PayPal is no slouch on this score, with CEO Dan Schulman able to call on bleeding edge tech innovation in support of his vision of the company as a “customer champion”. That said, Pay in 3 and 4 will not be as friction-free as Klarna. While Klarna’s model sees the purchase amount directly transferred from the customer’s online banking account to the merchant’s account, PayPal is an e-wallet. This means that the customer receives a virtual account that they have to maintain and load with credit in order to be able to make a purchase. Of course, any problems this might create are mitigated by PayPal’s brand recognition, deep pockets and trust in the digital space.

Leon Gauhman

Leon Gauhman

Challenges for both brands

Other rivals: Klarna and PayPal are two of the biggest names in the BNPL space, but other brands like Clearpay, Laybuy and Affirm are also vying for market share. Australia has been a hotbed of BNPL startups, with Afterpay in a strong position to keep momentum on a global basis. By mid-2020, the firm was just shy of 10 million active customers, with the US, Canada and UK all targets for expansion. Key product innovations at Afterpay have focused on increased flexibility, such as the ability for consumers to make overdue payments at checkout (which improves the recovery of late payments and enables them to continue purchasing with Afterpay). Also new is the ability for customers to request a change to payment schedules to align with pay days, or help in managing finances. Even if Afterpay is not a global threat to Klarna and Paypal, it is a potent reminder that the big two will encounter well-backed rivals in most markets they enter. There is, for example, also a surge of BNPL activity in India and Latin America .

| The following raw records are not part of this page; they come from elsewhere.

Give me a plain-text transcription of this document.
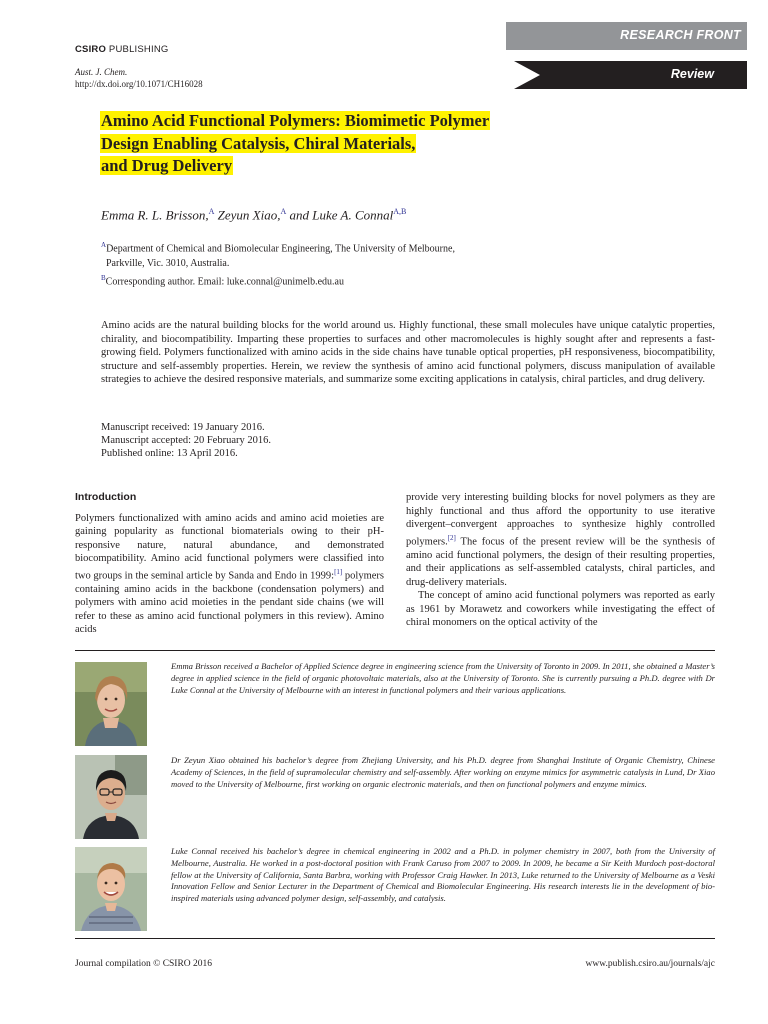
CSIRO PUBLISHING
Aust. J. Chem.
http://dx.doi.org/10.1071/CH16028
RESEARCH FRONT
Review
Amino Acid Functional Polymers: Biomimetic Polymer
Design Enabling Catalysis, Chiral Materials,
and Drug Delivery
Emma R. L. Brisson,$^A$ Zeyun Xiao,$^A$ and Luke A. Connal$^{A,B}$
$^A$Department of Chemical and Biomolecular Engineering, The University of Melbourne,
Parkville, Vic. 3010, Australia.
$^B$Corresponding author. Email: luke.connal@unimelb.edu.au
Amino acids are the natural building blocks for the world around us. Highly functional, these small molecules have unique catalytic properties, chirality, and biocompatibility. Imparting these properties to surfaces and other macromolecules is highly sought after and represents a fast-growing field. Polymers functionalized with amino acids in the side chains have tunable optical properties, pH responsiveness, biocompatibility, structure and self-assembly properties. Herein, we review the synthesis of amino acid functional polymers, discuss manipulation of available strategies to achieve the desired responsive materials, and summarize some exciting applications in catalysis, chiral particles, and drug delivery.
Manuscript received: 19 January 2016.
Manuscript accepted: 20 February 2016.
Published online: 13 April 2016.
Introduction

Polymers functionalized with amino acids and amino acid moieties are gaining popularity as functional biomaterials owing to their pH-responsive nature, natural abundance, and demonstrated biocompatibility. Amino acid functional polymers were classified into two groups in the seminal article by Sanda and Endo in 1999:[1] polymers containing amino acids in the backbone (condensation polymers) and polymers with amino acid moieties in the pendant side chains (we will refer to these as amino acid functional polymers in this review). Amino acids

provide very interesting building blocks for novel polymers as they are highly functional and thus afford the opportunity to use iterative divergent–convergent approaches to synthesize highly controlled polymers.[2] The focus of the present review will be the synthesis of amino acid functional polymers, the design of their resulting properties, and their applications as self-assembled catalysts, chiral particles, and drug-delivery materials.

The concept of amino acid functional polymers was reported as early as 1961 by Morawetz and coworkers while investigating the effect of chiral monomers on the optical activity of the

Emma Brisson received a Bachelor of Applied Science degree in engineering science from the University of Toronto in 2009. In 2011, she obtained a Master’s degree in applied science in the field of organic photovoltaic materials, also at the University of Toronto. She is currently pursuing a Ph.D. degree with Dr Luke Connal at the University of Melbourne with an interest in functional polymers and their various applications.
Dr Zeyun Xiao obtained his bachelor’s degree from Zhejiang University, and his Ph.D. degree from Shanghai Institute of Organic Chemistry, Chinese Academy of Sciences, in the field of supramolecular chemistry and self-assembly. After working on enzyme mimics for asymmetric catalysis in Lund, Dr Xiao moved to the University of Melbourne, first working on organic electronic materials, and then on functional polymers and enzyme mimics.
Luke Connal received his bachelor’s degree in chemical engineering in 2002 and a Ph.D. in polymer chemistry in 2007, both from the University of Melbourne, Australia. He worked in a post-doctoral position with Frank Caruso from 2007 to 2009. In 2009, he became a Sir Keith Murdoch post-doctoral fellow at the University of California, Santa Barbra, working with Professor Craig Hawker. In 2013, Luke returned to the University of Melbourne as a Veski Innovation Fellow and Senior Lecturer in the Department of Chemical and Biomolecular Engineering. His research interests lie in the development of bio-inspired materials using advanced polymer design, self-assembly, and catalysis.
Journal compilation © CSIRO 2016	www.publish.csiro.au/journals/ajc
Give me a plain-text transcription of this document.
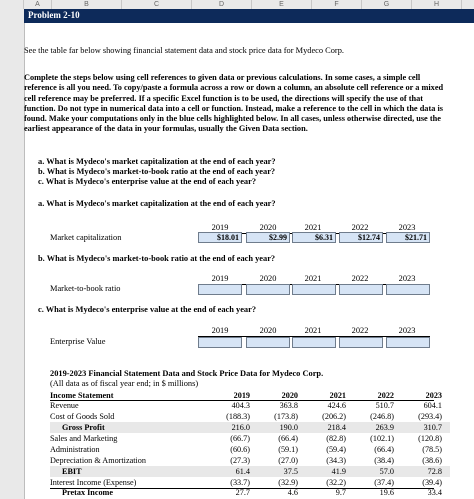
A	B	C	D	E	F	G	H
Problem 2-10
See the table far below showing financial statement data and stock price data for Mydeco Corp.
Complete the steps below using cell references to given data or previous calculations. In some cases, a simple cell reference is all you need. To copy/paste a formula across a row or down a column, an absolute cell reference or a mixed cell reference may be preferred. If a specific Excel function is to be used, the directions will specify the use of that function. Do not type in numerical data into a cell or function. Instead, make a reference to the cell in which the data is found. Make your computations only in the blue cells highlighted below. In all cases, unless otherwise directed, use the earliest appearance of the data in your formulas, usually the Given Data section.
a. What is Mydeco's market capitalization at the end of each year?
b. What is Mydeco's market-to-book ratio at the end of each year?
c. What is Mydeco's enterprise value at the end of each year?
a. What is Mydeco's market capitalization at the end of each year?
2019	2020	2021	2022	2023
Market capitalization	$18.01	$2.99	$6.31	$12.74	$21.71
b. What is Mydeco's market-to-book ratio at the end of each year?
2019	2020	2021	2022	2023
Market-to-book ratio
c. What is Mydeco's enterprise value at the end of each year?
2019	2020	2021	2022	2023
Enterprise Value
2019-2023 Financial Statement Data and Stock Price Data for Mydeco Corp.
(All data as of fiscal year end; in $ millions)
Income Statement	2019	2020	2021	2022	2023
Revenue	404.3	363.8	424.6	510.7	604.1
Cost of Goods Sold	(188.3)	(173.8)	(206.2)	(246.8)	(293.4)
Gross Profit	216.0	190.0	218.4	263.9	310.7
Sales and Marketing	(66.7)	(66.4)	(82.8)	(102.1)	(120.8)
Administration	(60.6)	(59.1)	(59.4)	(66.4)	(78.5)
Depreciation & Amortization	(27.3)	(27.0)	(34.3)	(38.4)	(38.6)
EBIT	61.4	37.5	41.9	57.0	72.8
Interest Income (Expense)	(33.7)	(32.9)	(32.2)	(37.4)	(39.4)
Pretax Income	27.7	4.6	9.7	19.6	33.4
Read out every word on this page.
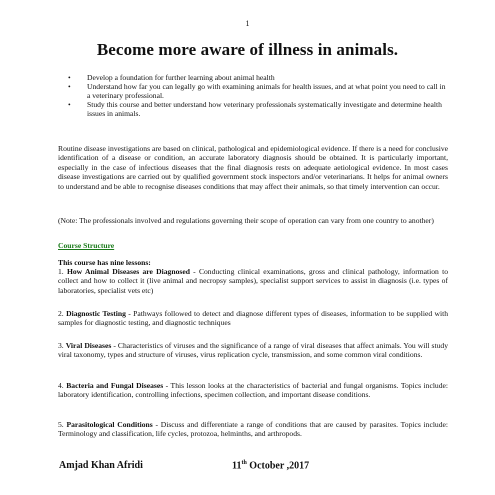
1
Become more aware of illness in animals.
• Develop a foundation for further learning about animal health
• Understand how far you can legally go with examining animals for health issues, and at what point you need to call in a veterinary professional.
• Study this course and better understand how veterinary professionals systematically investigate and determine health issues in animals.
Routine disease investigations are based on clinical, pathological and epidemiological evidence. If there is a need for conclusive identification of a disease or condition, an accurate laboratory diagnosis should be obtained. It is particularly important, especially in the case of infectious diseases that the final diagnosis rests on adequate aetiological evidence. In most cases disease investigations are carried out by qualified government stock inspectors and/or veterinarians. It helps for animal owners to understand and be able to recognise diseases conditions that may affect their animals, so that timely intervention can occur.
(Note: The professionals involved and regulations governing their scope of operation can vary from one country to another)
Course Structure
This course has nine lessons:
1. How Animal Diseases are Diagnosed - Conducting clinical examinations, gross and clinical pathology, information to collect and how to collect it (live animal and necropsy samples), specialist support services to assist in diagnosis (i.e. types of laboratories, specialist vets etc)
2. Diagnostic Testing - Pathways followed to detect and diagnose different types of diseases, information to be supplied with samples for diagnostic testing, and diagnostic techniques
3. Viral Diseases - Characteristics of viruses and the significance of a range of viral diseases that affect animals. You will study viral taxonomy, types and structure of viruses, virus replication cycle, transmission, and some common viral conditions.
4. Bacteria and Fungal Diseases - This lesson looks at the characteristics of bacterial and fungal organisms. Topics include: laboratory identification, controlling infections, specimen collection, and important disease conditions.
5. Parasitological Conditions - Discuss and differentiate a range of conditions that are caused by parasites. Topics include: Terminology and classification, life cycles, protozoa, helminths, and arthropods.
Amjad Khan Afridi	11th October ,2017
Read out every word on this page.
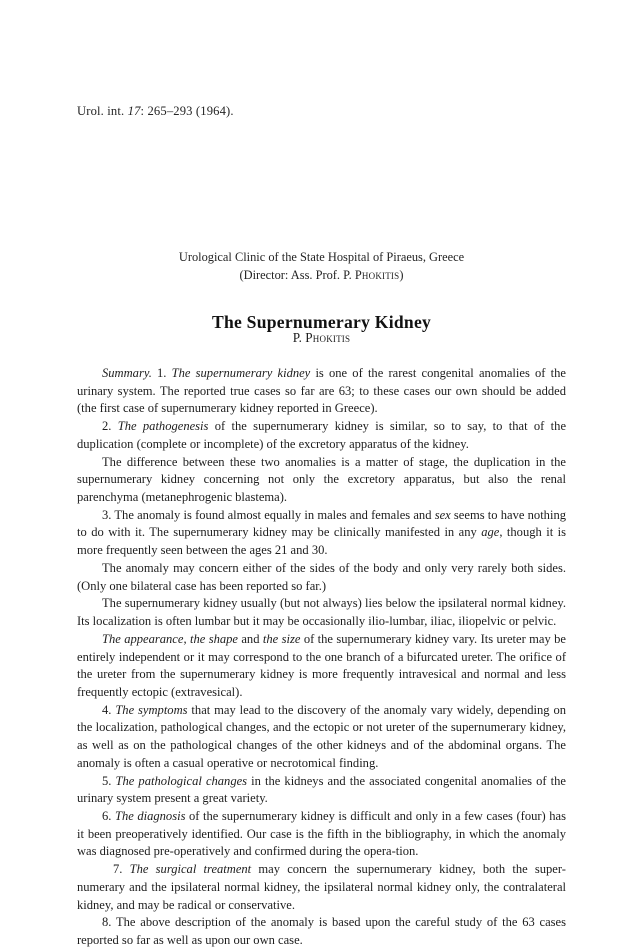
Urol. int. 17: 265–293 (1964).
Urological Clinic of the State Hospital of Piraeus, Greece
(Director: Ass. Prof. P. Phokitis)
The Supernumerary Kidney
P. Phokitis

Summary. 1. The supernumerary kidney is one of the rarest congenital anomalies of the urinary system. The reported true cases so far are 63; to these cases our own should be added (the first case of supernumerary kidney reported in Greece).

2. The pathogenesis of the supernumerary kidney is similar, so to say, to that of the duplication (complete or incomplete) of the excretory apparatus of the kidney.

The difference between these two anomalies is a matter of stage, the duplication in the supernumerary kidney concerning not only the excretory apparatus, but also the renal parenchyma (metanephrogenic blastema).

3. The anomaly is found almost equally in males and females and sex seems to have nothing to do with it. The supernumerary kidney may be clinically manifested in any age, though it is more frequently seen between the ages 21 and 30.

The anomaly may concern either of the sides of the body and only very rarely both sides. (Only one bilateral case has been reported so far.)

The supernumerary kidney usually (but not always) lies below the ipsilateral normal kidney. Its localization is often lumbar but it may be occasionally ilio-lumbar, iliac, iliopelvic or pelvic.

The appearance, the shape and the size of the supernumerary kidney vary. Its ureter may be entirely independent or it may correspond to the one branch of a bifurcated ureter. The orifice of the ureter from the supernumerary kidney is more frequently intravesical and normal and less frequently ectopic (extravesical).

4. The symptoms that may lead to the discovery of the anomaly vary widely, depending on the localization, pathological changes, and the ectopic or not ureter of the supernumerary kidney, as well as on the pathological changes of the other kidneys and of the abdominal organs. The anomaly is often a casual operative or necrotomical finding.

5. The pathological changes in the kidneys and the associated congenital anomalies of the urinary system present a great variety.

6. The diagnosis of the supernumerary kidney is difficult and only in a few cases (four) has it been preoperatively identified. Our case is the fifth in the bibliography, in which the anomaly was diagnosed pre-operatively and confirmed during the opera-tion.

7. The surgical treatment may concern the supernumerary kidney, both the super-numerary and the ipsilateral normal kidney, the ipsilateral normal kidney only, the contralateral kidney, and may be radical or conservative.

8. The above description of the anomaly is based upon the careful study of the 63 cases reported so far as well as upon our own case.
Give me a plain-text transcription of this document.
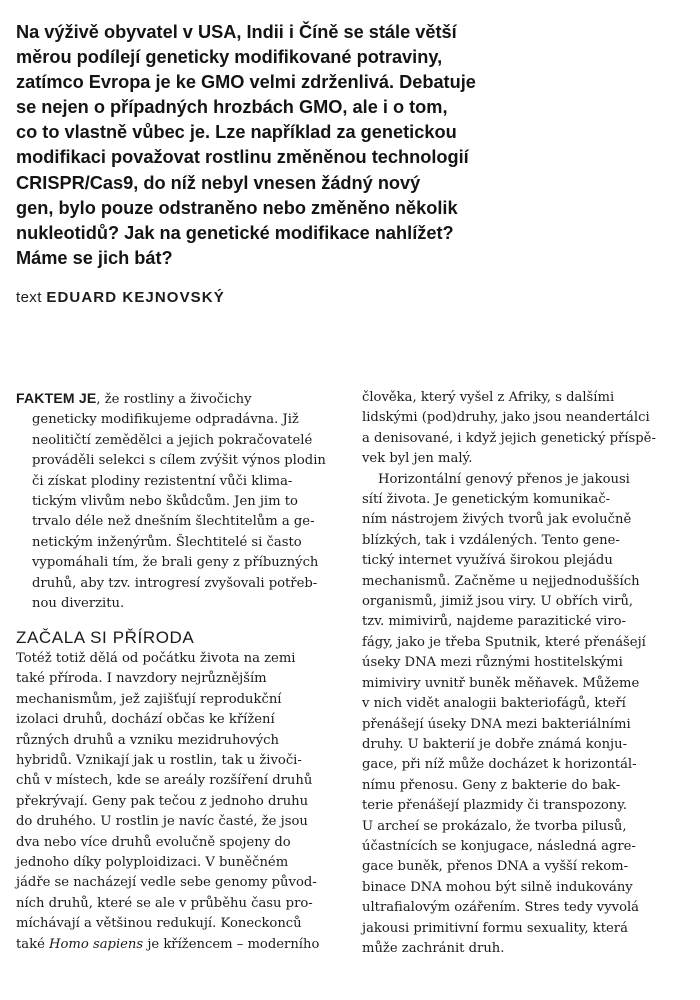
Na výživě obyvatel v USA, Indii i Číně se stále větší
měrou podílejí geneticky modifikované potraviny,
zatímco Evropa je ke GMO velmi zdrženlivá. Debatuje
se nejen o případných hrozbách GMO, ale i o tom,
co to vlastně vůbec je. Lze například za genetickou
modifikaci považovat rostlinu změněnou technologií
CRISPR/Cas9, do níž nebyl vnesen žádný nový
gen, bylo pouze odstraněno nebo změněno několik
nukleotidů? Jak na genetické modifikace nahlížet?
Máme se jich bát?
text EDUARD KEJNOVSKÝ
FAKTEM JE, že rostliny a živočichy
geneticky modifikujeme odpradávna. Již
neolitičtí zemědělci a jejich pokračovatelé
prováděli selekci s cílem zvýšit výnos plodin
či získat plodiny rezistentní vůči klima-
tickým vlivům nebo škůdcům. Jen jim to
trvalo déle než dnešním šlechtitelům a ge-
netickým inženýrům. Šlechtitelé si často
vypomáhali tím, že brali geny z příbuzných
druhů, aby tzv. introgresí zvyšovali potřeb-
nou diverzitu.
ZAČALA SI PŘÍRODA
Totéž totiž dělá od počátku života na zemi
také příroda. I navzdory nejrůznějším
mechanismům, jež zajišťují reprodukční
izolaci druhů, dochází občas ke křížení
různých druhů a vzniku mezidruhových
hybridů. Vznikají jak u rostlin, tak u živoči-
chů v místech, kde se areály rozšíření druhů
překrývají. Geny pak tečou z jednoho druhu
do druhého. U rostlin je navíc časté, že jsou
dva nebo více druhů evolučně spojeny do
jednoho díky polyploidizaci. V buněčném
jádře se nacházejí vedle sebe genomy původ-
ních druhů, které se ale v průběhu času pro-
míchávají a většinou redukují. Koneckonců
také Homo sapiens je křížencem – moderního
člověka, který vyšel z Afriky, s dalšími
lidskými (pod)druhy, jako jsou neandertálci
a denisované, i když jejich genetický příspě-
vek byl jen malý.
Horizontální genový přenos je jakousi
sítí života. Je genetickým komunikač-
ním nástrojem živých tvorů jak evolučně
blízkých, tak i vzdálených. Tento gene-
tický internet využívá širokou plejádu
mechanismů. Začněme u nejjednodušších
organismů, jimiž jsou viry. U obřích virů,
tzv. mimivirů, najdeme parazitické viro-
fágy, jako je třeba Sputnik, které přenášejí
úseky DNA mezi různými hostitelskými
mimiviry uvnitř buněk měňavek. Můžeme
v nich vidět analogii bakteriofágů, kteří
přenášejí úseky DNA mezi bakteriálními
druhy. U bakterií je dobře známá konju-
gace, při níž může docházet k horizontál-
nímu přenosu. Geny z bakterie do bak-
terie přenášejí plazmidy či transpozony.
U archeí se prokázalo, že tvorba pilusů,
účastnících se konjugace, následná agre-
gace buněk, přenos DNA a vyšší rekom-
binace DNA mohou být silně indukovány
ultrafialovým ozářením. Stres tedy vyvolá
jakousi primitivní formu sexuality, která
může zachránit druh.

Afterpay is also instructive in terms of the response it has drawn from traditional banks. While banks haven’t yet got to grips with BNPL, there is a strong likelihood that incumbent financial services brands will seek to muscle in on the POS credit space with their own products. JP Morgan Chase, for example, launched My Chase Plan in 2019 to allow card customers to finance certain purchases with monthly fees rather than interest payments. It’s also interesting to note that credit card giant Visa is piloting instalment options in the US.

 Regulation: Because BNPL firms generate money from fees as opposed to interest, they have had a pretty clear run so far, but it seems increasingly likely that regulators are going to start scrutinising this sector more carefully. Such is the speed of growth in POS credit that we are certain to see new players rush to enter the market, often without banking licences. As BNPL default stories start to rack up in the media, national regulators will have little choice but to intervene.

If regulators do decide to target BNPL more aggressively, then this may involve tightening the rules around fees or ordering providers to perform more extensive credit checks before approving users. A stricter application process and tighter spending limits may reduce some of the brand love and feted “smoothness” discussed above.

A battle too tight to call

It’s too early to say how the Klarna vs PayPal contest will pan out – but Klarna’s agility suggests that PayPal will find it difficult to land a knockout blow on the Swedish contender, despite its superior punching power. As long as Klarna continues to focus on flawless user experience and keeping defaults to a minimum, it should be able to hold its own against its well-endowed opponent.